- Associated Press - Monday, July 4, 2016

MICHIGAN CITY, Ind. (AP) - The bright orange helicopter hovered above the boat.

In a closely choreographed dance, a rescue swimmer was lowered from the helicopter to the 45-foot U.S. Coast Guard response boat.

Amid the spray of Lake Michigan and waves generated by the wind from the rotors of the helicopter, the guardsmen on the boat safely took the swimmer aboard.

Members of the Michigan City Coast Guard Station practiced the scenario recently, working with a helicopter crew from the Detroit Coast Guard Station who had flown to Lake Michigan for the day for training maneuvers.

“We try to train with the helo every week or two,” said Petty Officer Luis Morales, explaining training keeps them current and alert in case an actual emergency happens. The closest helicopter is stationed at the Muskegon, Michigan, station and can take an hour to get to Michigan City in an emergency.

During the summer, from Memorial Day through Labor Day, Coast Guard helicopters patrol the Great Lake to enable them to respond to an emergency quicker, Morales said.

The Coast Guard has had a station in Michigan City for more than 100 years. Nestled along the Michigan City Marina in Washington Park, today’s station still reflects the building constructed in 1888 as a lifesaving station for the southern tip of Lake Michigan.

In 1915, the Life Saving Service and the Revenue Cutter Service merged to form the Coast Guard.

The building has been added onto at times and renovated at others.

Originally, said Morales, there were tracks outside the building, which would launch rowboats out onto the lake. Horses were also used to haul trailered boats to the water’s edge. Cannons would launch ropes from shore, tossing life rings out into the lake.

Today, the station houses both a 45-foot and a 25-foot response boat used for search and rescue and for law enforcement. The jurisdiction for the Michigan City station, which is considered a small boat station, is between Wells Street Beach in Gary and Union Pier, Michigan.

There are slots for 19 guardsmen at the Michigan City station, but, said Morales, they aren’t up to a full complement. Reservists, who spend two weeks of training each summer, are helping. The guardsmen work 48 hours on and 48 hours off. While they’re at the station, they eat, sleep and work. Because of the size of the station, there are no barracks. Members stationed in Michigan City live off station in the community.

Morales, 23, is from Miami. He’s been in the Coast Guard for four years, originally stationed in Oregon before being transferred to Michigan City.

“It is a noble, selfless service,” he said, adding he was influenced by family members. “Ever since I was little, I wanted to be in the military. I was in the Naval Sea Cadets in high school.”

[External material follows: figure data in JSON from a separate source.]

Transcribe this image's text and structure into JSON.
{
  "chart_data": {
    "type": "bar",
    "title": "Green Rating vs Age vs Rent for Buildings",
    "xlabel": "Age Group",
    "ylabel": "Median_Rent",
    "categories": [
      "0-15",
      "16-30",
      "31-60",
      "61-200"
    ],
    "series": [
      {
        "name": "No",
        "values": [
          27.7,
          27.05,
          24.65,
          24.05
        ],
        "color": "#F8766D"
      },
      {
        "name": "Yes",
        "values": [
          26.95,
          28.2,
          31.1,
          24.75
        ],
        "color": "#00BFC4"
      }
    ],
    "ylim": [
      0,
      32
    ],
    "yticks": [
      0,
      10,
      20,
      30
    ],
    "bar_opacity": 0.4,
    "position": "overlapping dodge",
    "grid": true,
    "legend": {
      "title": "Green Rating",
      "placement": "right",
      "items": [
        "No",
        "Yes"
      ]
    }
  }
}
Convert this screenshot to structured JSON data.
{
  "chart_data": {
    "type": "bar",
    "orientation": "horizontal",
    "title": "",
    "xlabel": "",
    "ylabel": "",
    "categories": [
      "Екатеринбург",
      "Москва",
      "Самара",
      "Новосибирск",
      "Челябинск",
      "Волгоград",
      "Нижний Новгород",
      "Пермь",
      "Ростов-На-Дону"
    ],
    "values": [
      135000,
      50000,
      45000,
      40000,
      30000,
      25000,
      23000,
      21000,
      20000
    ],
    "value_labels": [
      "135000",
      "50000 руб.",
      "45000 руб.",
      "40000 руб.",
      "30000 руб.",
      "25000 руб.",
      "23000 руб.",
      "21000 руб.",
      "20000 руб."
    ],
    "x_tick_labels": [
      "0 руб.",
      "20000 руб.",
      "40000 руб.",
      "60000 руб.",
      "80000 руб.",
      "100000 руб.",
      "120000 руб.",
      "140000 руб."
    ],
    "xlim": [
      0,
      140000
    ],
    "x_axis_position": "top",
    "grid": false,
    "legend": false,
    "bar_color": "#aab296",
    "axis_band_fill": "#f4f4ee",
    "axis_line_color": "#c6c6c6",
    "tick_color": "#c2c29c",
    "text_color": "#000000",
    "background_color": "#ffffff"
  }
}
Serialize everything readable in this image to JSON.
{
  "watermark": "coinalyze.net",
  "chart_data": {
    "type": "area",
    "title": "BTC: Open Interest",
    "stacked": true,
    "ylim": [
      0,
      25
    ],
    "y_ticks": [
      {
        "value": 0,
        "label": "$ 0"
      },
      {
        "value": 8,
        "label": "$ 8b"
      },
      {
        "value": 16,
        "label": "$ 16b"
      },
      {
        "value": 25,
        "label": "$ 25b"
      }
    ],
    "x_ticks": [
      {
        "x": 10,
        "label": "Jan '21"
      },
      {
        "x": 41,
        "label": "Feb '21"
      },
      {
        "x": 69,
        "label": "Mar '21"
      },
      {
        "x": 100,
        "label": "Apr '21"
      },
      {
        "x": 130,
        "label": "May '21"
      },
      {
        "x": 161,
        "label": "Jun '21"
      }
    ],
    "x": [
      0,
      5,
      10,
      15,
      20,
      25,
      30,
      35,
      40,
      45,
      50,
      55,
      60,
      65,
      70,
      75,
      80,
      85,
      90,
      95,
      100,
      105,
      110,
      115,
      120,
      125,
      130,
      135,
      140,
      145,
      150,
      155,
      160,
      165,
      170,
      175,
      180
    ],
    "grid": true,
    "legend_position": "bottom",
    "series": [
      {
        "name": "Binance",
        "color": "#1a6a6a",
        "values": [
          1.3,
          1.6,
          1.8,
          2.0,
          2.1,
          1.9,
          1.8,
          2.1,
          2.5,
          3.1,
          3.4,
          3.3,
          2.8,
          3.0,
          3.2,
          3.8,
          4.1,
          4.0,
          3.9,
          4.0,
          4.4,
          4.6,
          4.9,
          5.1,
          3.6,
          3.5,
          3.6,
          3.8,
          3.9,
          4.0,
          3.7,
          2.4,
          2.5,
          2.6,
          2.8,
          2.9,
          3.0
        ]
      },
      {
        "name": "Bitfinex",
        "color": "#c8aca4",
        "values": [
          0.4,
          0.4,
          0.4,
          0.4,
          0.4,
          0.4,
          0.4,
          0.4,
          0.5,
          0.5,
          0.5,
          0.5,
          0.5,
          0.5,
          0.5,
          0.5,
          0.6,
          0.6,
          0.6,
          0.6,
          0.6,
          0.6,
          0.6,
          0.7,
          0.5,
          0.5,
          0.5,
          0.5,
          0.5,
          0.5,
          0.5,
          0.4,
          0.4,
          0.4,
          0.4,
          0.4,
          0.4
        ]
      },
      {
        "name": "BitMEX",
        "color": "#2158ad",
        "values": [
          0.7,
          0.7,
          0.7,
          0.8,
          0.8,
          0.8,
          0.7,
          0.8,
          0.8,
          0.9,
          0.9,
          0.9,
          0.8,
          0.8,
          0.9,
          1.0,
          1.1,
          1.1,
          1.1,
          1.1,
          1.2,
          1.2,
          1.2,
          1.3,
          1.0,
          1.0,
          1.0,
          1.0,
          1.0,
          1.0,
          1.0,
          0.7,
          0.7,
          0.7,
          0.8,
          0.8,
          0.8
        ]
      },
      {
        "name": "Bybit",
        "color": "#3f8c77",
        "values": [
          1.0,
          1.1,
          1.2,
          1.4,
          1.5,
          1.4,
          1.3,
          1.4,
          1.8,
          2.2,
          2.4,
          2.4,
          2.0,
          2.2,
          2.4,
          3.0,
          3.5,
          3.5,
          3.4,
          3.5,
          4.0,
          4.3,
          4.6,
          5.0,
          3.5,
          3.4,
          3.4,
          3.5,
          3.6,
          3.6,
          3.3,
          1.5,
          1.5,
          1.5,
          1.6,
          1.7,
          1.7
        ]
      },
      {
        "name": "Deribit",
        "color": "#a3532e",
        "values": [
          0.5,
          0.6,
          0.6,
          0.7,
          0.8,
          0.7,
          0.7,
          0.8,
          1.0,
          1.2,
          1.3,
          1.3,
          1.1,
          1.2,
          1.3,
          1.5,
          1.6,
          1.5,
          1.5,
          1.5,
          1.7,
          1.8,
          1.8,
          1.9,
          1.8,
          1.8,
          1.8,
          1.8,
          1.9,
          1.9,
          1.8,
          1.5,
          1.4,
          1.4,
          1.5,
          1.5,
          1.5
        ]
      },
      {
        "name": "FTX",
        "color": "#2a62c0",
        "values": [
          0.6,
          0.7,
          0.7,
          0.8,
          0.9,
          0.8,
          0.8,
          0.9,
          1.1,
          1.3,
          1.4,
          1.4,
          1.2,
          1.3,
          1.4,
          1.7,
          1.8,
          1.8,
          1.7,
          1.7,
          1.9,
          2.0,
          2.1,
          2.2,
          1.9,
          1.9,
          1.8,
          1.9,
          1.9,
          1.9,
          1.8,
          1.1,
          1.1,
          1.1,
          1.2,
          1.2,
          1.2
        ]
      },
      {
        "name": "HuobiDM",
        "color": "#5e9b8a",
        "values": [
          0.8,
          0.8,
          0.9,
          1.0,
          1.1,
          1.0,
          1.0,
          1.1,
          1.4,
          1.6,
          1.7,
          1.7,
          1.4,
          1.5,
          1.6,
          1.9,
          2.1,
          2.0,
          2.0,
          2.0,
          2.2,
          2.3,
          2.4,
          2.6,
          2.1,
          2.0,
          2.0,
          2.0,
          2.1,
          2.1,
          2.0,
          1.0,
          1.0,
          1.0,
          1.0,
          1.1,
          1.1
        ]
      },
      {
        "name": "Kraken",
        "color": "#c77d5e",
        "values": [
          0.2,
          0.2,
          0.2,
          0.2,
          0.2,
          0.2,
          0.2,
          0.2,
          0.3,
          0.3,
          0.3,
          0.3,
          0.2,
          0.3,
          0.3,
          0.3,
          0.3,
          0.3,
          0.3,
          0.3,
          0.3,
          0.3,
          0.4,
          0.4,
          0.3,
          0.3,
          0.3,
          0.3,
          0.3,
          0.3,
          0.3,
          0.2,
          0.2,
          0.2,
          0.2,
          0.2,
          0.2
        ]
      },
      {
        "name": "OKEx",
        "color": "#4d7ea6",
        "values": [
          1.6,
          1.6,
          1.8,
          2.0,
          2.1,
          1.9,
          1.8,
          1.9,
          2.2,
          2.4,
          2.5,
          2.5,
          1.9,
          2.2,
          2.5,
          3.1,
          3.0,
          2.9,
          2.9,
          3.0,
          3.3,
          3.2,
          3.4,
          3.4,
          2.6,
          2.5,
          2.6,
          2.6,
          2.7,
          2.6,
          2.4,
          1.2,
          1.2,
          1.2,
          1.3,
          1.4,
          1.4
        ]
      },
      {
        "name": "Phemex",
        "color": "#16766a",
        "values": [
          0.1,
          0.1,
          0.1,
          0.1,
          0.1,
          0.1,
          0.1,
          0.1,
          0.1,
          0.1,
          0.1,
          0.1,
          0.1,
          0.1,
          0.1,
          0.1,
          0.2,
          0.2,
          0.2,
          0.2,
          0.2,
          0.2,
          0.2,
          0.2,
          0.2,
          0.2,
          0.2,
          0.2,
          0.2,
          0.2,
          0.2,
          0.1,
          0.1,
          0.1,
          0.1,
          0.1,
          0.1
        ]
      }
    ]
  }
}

Morales, like other enlisted personnel, trained at the Coast Guard Training Station in Cape May, New Jersey. Potential officers attend the Coast Guard Academy in New London, Connecticut.

Morales said there is a lot people don’t understand about the Coast Guard. It is the fifth branch of the U.S. military, along with the Army, Navy, Air Force and Marine Corps. It is the only branch with law enforcement capabilities.

While the Michigan City Station is responsible for search and rescue and law enforcement, the Coast Guard has 11 missions, including marine environmental protection, drug and migrant interdiction, port, waterway and coastal security and aid to navigation. He said there are Coast Guard stations across the world and, while most people might think of them serving the oceans and Great Lakes, there are also stations on inland waterways.

“Did you know it was members of the Coast Guard that piloted the boats on D-Day that took soldiers to the shore of Normandy?” he said, adding during times of war, guardsmen can be called to service under the auspices of the U.S. Navy.

Last year, the Michigan City station participated in about 30 search and rescue missions and boarded about 350 boats along Lake Michigan and its waterways, such as the Burns Waterway, for law enforcement reasons, including checking for safety issues and violations. He said they issued about 175 violations.

Todd Rosenstein is a reservist. He said he became interested after doing a career paper in the eighth grade and found it intriguing. There was also a station in his hometown of Sheboygan, Wisconsin.

“It seemed like the thing to do,” he said, adding that after four and a half years of active duty, he went into the reserves. He was activated again for 13 months after 9-11 and then again for seven months in March 2003. Today he’s a reserve training officer.

Petty Officer Matt Stonequest, from Chicago, has been in the Guard for 10 years, four years at Michigan City. He’s also been stationed in Long Island, New York, and San Diego.

“I got into it when I was in high school and life guarding on the beach in Chicago. I watched the Coast Guard respond to a boat crash and I knew I was going to join,” he said, adding when he does decide to leave the Guard, he hopes to become a police officer.

Michael Maggio of Fort Lauderdale, Florida, is also a reservist training at Michigan City. A full-time firefighter in Lansing, Michigan, he was stationed in California.

“I went to all the other recruiters. This one seemed like the best bet for me,” he said, adding, growing up in Florida, it was a prominent service that always drew his interest.